# Intuitive understanding of how area of plates influence the capacitance of capacitors connected in series

While studying electrostatics I came across "capacitors in series" topic and want to get a deeper theoretical understanding of the topic. I researched the topic in the Internet and found the following analogy: (Everything below should be considered in the context of electrostatics, assuming that the charge q is constant)

1. If we consider, let's say, 3 equal connected capacitors with capacitance C = 10 μF (Area S, distance between plates d, type of dielectric material ε - all is equal) then we can view it as one "big" capacitor with the same area S but the distance between plates is 3 times higher, which means difference of electric potentials between plates 3 times higher and therefore the capacitance of the series will be 10/3 μF = 3.3 μF.

Intuitively I understand that longer distance between plates means that the magnitude of electrostatic force between plates is weaker -> the voltage (difference of electric potentials) is higher.
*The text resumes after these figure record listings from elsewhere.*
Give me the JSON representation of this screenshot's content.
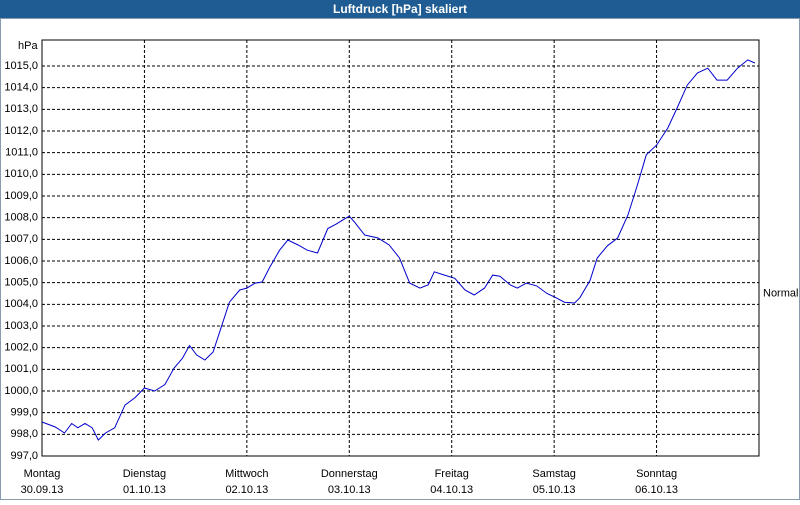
{
  "chart_data": {
    "type": "line",
    "title": "Luftdruck [hPa] skaliert",
    "y_label": "hPa",
    "annotation": {
      "text": "Normal",
      "value": 1004.5
    },
    "x": [
      0,
      0.13,
      0.22,
      0.29,
      0.35,
      0.42,
      0.49,
      0.55,
      0.62,
      0.71,
      0.81,
      0.91,
      1.0,
      1.1,
      1.2,
      1.29,
      1.37,
      1.44,
      1.51,
      1.59,
      1.67,
      1.74,
      1.83,
      1.93,
      2.0,
      2.08,
      2.15,
      2.22,
      2.32,
      2.4,
      2.5,
      2.59,
      2.69,
      2.79,
      2.87,
      2.94,
      3.0,
      3.05,
      3.15,
      3.28,
      3.39,
      3.49,
      3.59,
      3.69,
      3.77,
      3.83,
      3.93,
      4.03,
      4.13,
      4.22,
      4.32,
      4.4,
      4.47,
      4.57,
      4.64,
      4.73,
      4.83,
      4.93,
      5.02,
      5.1,
      5.2,
      5.25,
      5.35,
      5.42,
      5.52,
      5.62,
      5.72,
      5.81,
      5.9,
      6.0,
      6.11,
      6.2,
      6.3,
      6.4,
      6.5,
      6.59,
      6.69,
      6.79,
      6.89,
      6.96
    ],
    "series": [
      {
        "name": "Luftdruck",
        "color": "#0000cc",
        "values": [
          998.57,
          998.34,
          998.06,
          998.5,
          998.3,
          998.5,
          998.3,
          997.74,
          998.06,
          998.3,
          999.35,
          999.7,
          1000.14,
          1000.0,
          1000.3,
          1001.06,
          1001.5,
          1002.1,
          1001.66,
          1001.43,
          1001.8,
          1002.8,
          1004.1,
          1004.66,
          1004.75,
          1004.98,
          1005.03,
          1005.68,
          1006.5,
          1006.97,
          1006.74,
          1006.5,
          1006.37,
          1007.5,
          1007.7,
          1007.9,
          1008.07,
          1007.8,
          1007.2,
          1007.06,
          1006.74,
          1006.14,
          1004.98,
          1004.75,
          1004.9,
          1005.5,
          1005.35,
          1005.2,
          1004.66,
          1004.43,
          1004.75,
          1005.35,
          1005.3,
          1004.9,
          1004.75,
          1004.98,
          1004.85,
          1004.5,
          1004.3,
          1004.1,
          1004.06,
          1004.3,
          1005.1,
          1006.14,
          1006.7,
          1007.06,
          1008.12,
          1009.46,
          1010.9,
          1011.35,
          1012.14,
          1013.06,
          1014.12,
          1014.68,
          1014.9,
          1014.35,
          1014.35,
          1014.9,
          1015.28,
          1015.14
        ]
      }
    ],
    "xlim": [
      0,
      7
    ],
    "xticks": [
      {
        "value": 0,
        "label": "Montag",
        "date": "30.09.13"
      },
      {
        "value": 1,
        "label": "Dienstag",
        "date": "01.10.13"
      },
      {
        "value": 2,
        "label": "Mittwoch",
        "date": "02.10.13"
      },
      {
        "value": 3,
        "label": "Donnerstag",
        "date": "03.10.13"
      },
      {
        "value": 4,
        "label": "Freitag",
        "date": "04.10.13"
      },
      {
        "value": 5,
        "label": "Samstag",
        "date": "05.10.13"
      },
      {
        "value": 6,
        "label": "Sonntag",
        "date": "06.10.13"
      }
    ],
    "ylim": [
      997,
      1016.2
    ],
    "yticks": [
      {
        "value": 997,
        "label": "997,0"
      },
      {
        "value": 998,
        "label": "998,0"
      },
      {
        "value": 999,
        "label": "999,0"
      },
      {
        "value": 1000,
        "label": "1000,0"
      },
      {
        "value": 1001,
        "label": "1001,0"
      },
      {
        "value": 1002,
        "label": "1002,0"
      },
      {
        "value": 1003,
        "label": "1003,0"
      },
      {
        "value": 1004,
        "label": "1004,0"
      },
      {
        "value": 1005,
        "label": "1005,0"
      },
      {
        "value": 1006,
        "label": "1006,0"
      },
      {
        "value": 1007,
        "label": "1007,0"
      },
      {
        "value": 1008,
        "label": "1008,0"
      },
      {
        "value": 1009,
        "label": "1009,0"
      },
      {
        "value": 1010,
        "label": "1010,0"
      },
      {
        "value": 1011,
        "label": "1011,0"
      },
      {
        "value": 1012,
        "label": "1012,0"
      },
      {
        "value": 1013,
        "label": "1013,0"
      },
      {
        "value": 1014,
        "label": "1014,0"
      },
      {
        "value": 1015,
        "label": "1015,0"
      }
    ],
    "grid": true
  }
}
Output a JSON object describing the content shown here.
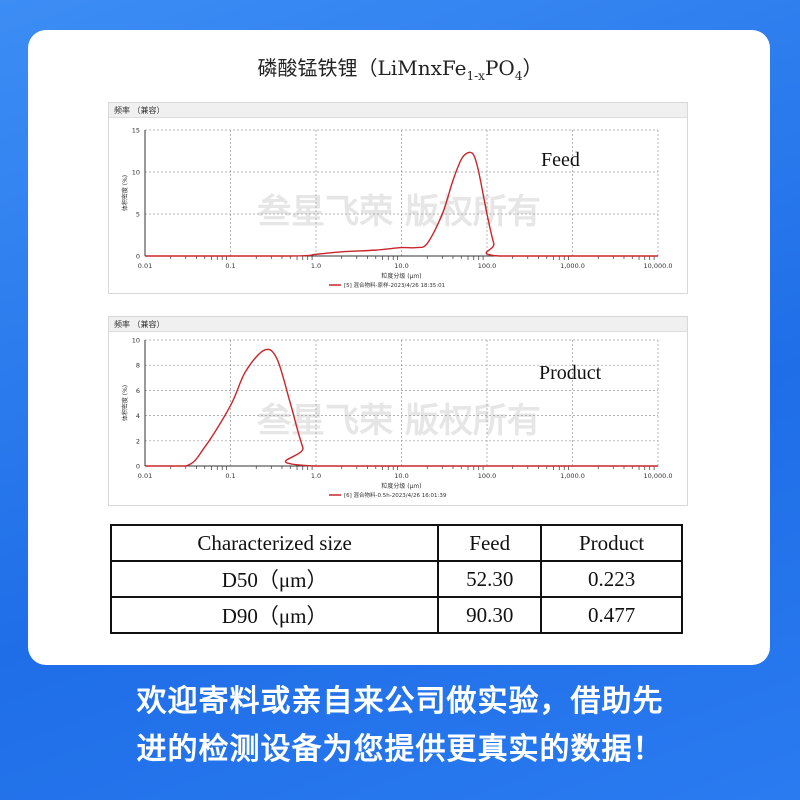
{
  "title": {
    "main": "磷酸锰铁锂（LiMnxFe",
    "sub": "1-x",
    "mid": "PO",
    "sub2": "4",
    "end": "）"
  },
  "watermark": "叁星飞荣 版权所有",
  "chart_data": [
    {
      "type": "line",
      "header": "频率 （兼容）",
      "annotation": "Feed",
      "ylabel": "体积密度 (%)",
      "xlabel": "粒度分级 (μm)",
      "xscale": "log",
      "xlim": [
        0.01,
        10000
      ],
      "ylim": [
        0,
        15
      ],
      "grid": true,
      "xticks": [
        "0.01",
        "0.1",
        "1.0",
        "10.0",
        "100.0",
        "1,000.0",
        "10,000.0"
      ],
      "yticks": [
        "0",
        "5",
        "10",
        "15"
      ],
      "series": [
        {
          "name": "[5] 混合物料-原样-2023/4/26 18:35:01",
          "color": "#c8262b",
          "x": [
            0.01,
            0.5,
            1,
            2,
            5,
            10,
            15,
            20,
            30,
            40,
            50,
            60,
            70,
            80,
            100,
            120,
            140,
            10000
          ],
          "y": [
            0,
            0,
            0.2,
            0.5,
            0.7,
            1.0,
            1.0,
            1.5,
            5,
            9,
            11.5,
            12.3,
            12,
            10,
            5,
            1.5,
            0,
            0
          ]
        }
      ]
    },
    {
      "type": "line",
      "header": "频率 （兼容）",
      "annotation": "Product",
      "ylabel": "体积密度 (%)",
      "xlabel": "粒度分级 (μm)",
      "xscale": "log",
      "xlim": [
        0.01,
        10000
      ],
      "ylim": [
        0,
        10
      ],
      "grid": true,
      "xticks": [
        "0.01",
        "0.1",
        "1.0",
        "10.0",
        "100.0",
        "1,000.0",
        "10,000.0"
      ],
      "yticks": [
        "0",
        "2",
        "4",
        "6",
        "8",
        "10"
      ],
      "series": [
        {
          "name": "[6] 混合物料-0.5h-2023/4/26 16:01:39",
          "color": "#c8262b",
          "x": [
            0.01,
            0.03,
            0.05,
            0.1,
            0.15,
            0.25,
            0.35,
            0.5,
            0.7,
            0.95,
            10000
          ],
          "y": [
            0,
            0,
            1.5,
            4.8,
            7.5,
            9.2,
            8.5,
            5,
            1.5,
            0,
            0
          ]
        }
      ]
    }
  ],
  "table": {
    "headers": [
      "Characterized size",
      "Feed",
      "Product"
    ],
    "rows": [
      [
        "D50（μm）",
        "52.30",
        "0.223"
      ],
      [
        "D90（μm）",
        "90.30",
        "0.477"
      ]
    ]
  },
  "bottom": {
    "line1": "欢迎寄料或亲自来公司做实验，借助先",
    "line2": "进的检测设备为您提供更真实的数据！"
  }
}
1. Now let's take the first case, and increase the area of plates S of one of 3rd capacitor in 2 times. By using the formula for capacitance we can conclude that the capacitance of 3rd capacitor will be 20 μF now. Due to the formula of capacitance of capacitors in series the capacitance of connected capacitors will increase to 4 μF.

Is there some analogy that one can use to intuitively understand what changes in the series of capacitors if we increase the plate area of one of the capacitors from theoretical perspective? Thank in advance!

The capacitor with the larger capacitance of $$20\,\rm\mu F$$ can be thought of as a capacitor with the same area as the other two capacitors but with half the separation. So now for all three capacitors the total separation has increased by $$2.5$$ times and so he effective capacitance is now $$10/2.5 = 4\,\rm\mu F$$.